Something that I don’t think most people think about are comics that don’t seem like comics. That is, comics that are, at least by most definitions, indeed comics but almost no one thinks of them in those terms. In fact, I think most everybody seems to encounter comics like these in both the youth and as an adult: illustrated instruction manuals for putting things together. And the two most classic examples of those are the ones for Legos and Ikea furniture.
Think about it for a moment. You have a series of sequential illustrations, each one displaying either an action or the results of an action. Read in order, they convey instructions for how to build a spaceship or a bookcase. “Juxtaposed pictorial images in a deliberate sequence, intended to convey information” to slightly bastardize Scott McCloud’s definition. While they’re not ground-breaking in their designs, nor are their messages deep and meaningful, I think most academics would agree that they are indeed comics.

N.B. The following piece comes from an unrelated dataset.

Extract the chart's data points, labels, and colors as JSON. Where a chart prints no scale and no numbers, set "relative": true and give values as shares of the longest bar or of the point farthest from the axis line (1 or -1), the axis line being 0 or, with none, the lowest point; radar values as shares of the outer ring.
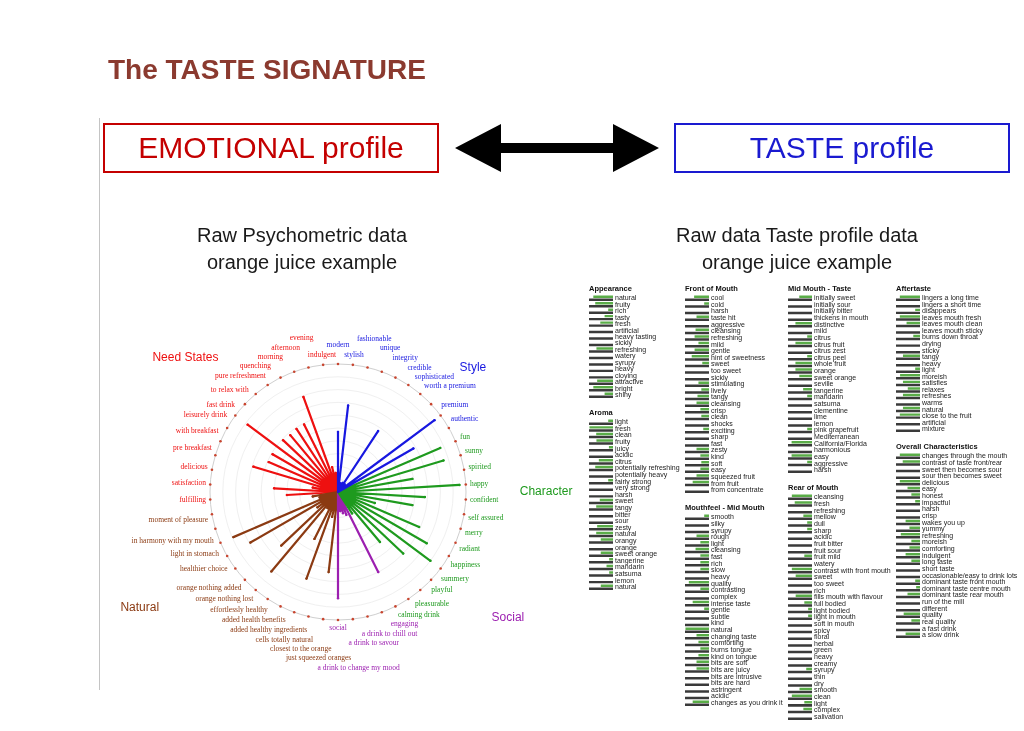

“OK, fine,” you might think. “They’re comics. But what does that have to do with webcomics? Those are printed instructions you get with those Lego kits and assemble-it-yourself furniture.”
True, but those kits aren’t generally shipped out to stores until their website has information about them online. Frequently including those instructions. They appear on the websites before anyone has a printed copy in their hands. If they debut, then, online, doesn’t that make them webcomics?
“Not so fast, smart guy! They’re not webcomics because they’re posted as PDFs. You can’t view them through a browser; you have to use proprietary software from Adobe. So at most, they’re digital comics, not webcomics! (Ha! I’ll throw your own rules back in your face, you think you’re so smart!)”
For the official Ikea and Lego instruction manuals, I’ll grant you that those aren’t webcomics since those do indeed get posted as PDFs. And I’ll even note that most corporate manuals along these lines are also PDFs—they all have to be printed up anyway, so they’re designed to be printed and making that version a PDF is the quickest/easiest way to get them online as well.
However, certainly with both Lego and Ikea, there are a great many people who use the parts that come in the kits to build something other than what the instructions suggest. And many of those people write up their instructions to share with others. “Here’s how I built my cool thing, so you can build one too!” And those are frequently put up as a series of simple image files (often photos instead of illustrations) embedded on a web page.
Which makes those webcomics. And the makers that built that cool-looking stuff from a seemingly random pile of parts from multiple kits are, without knowing it, webcomikers.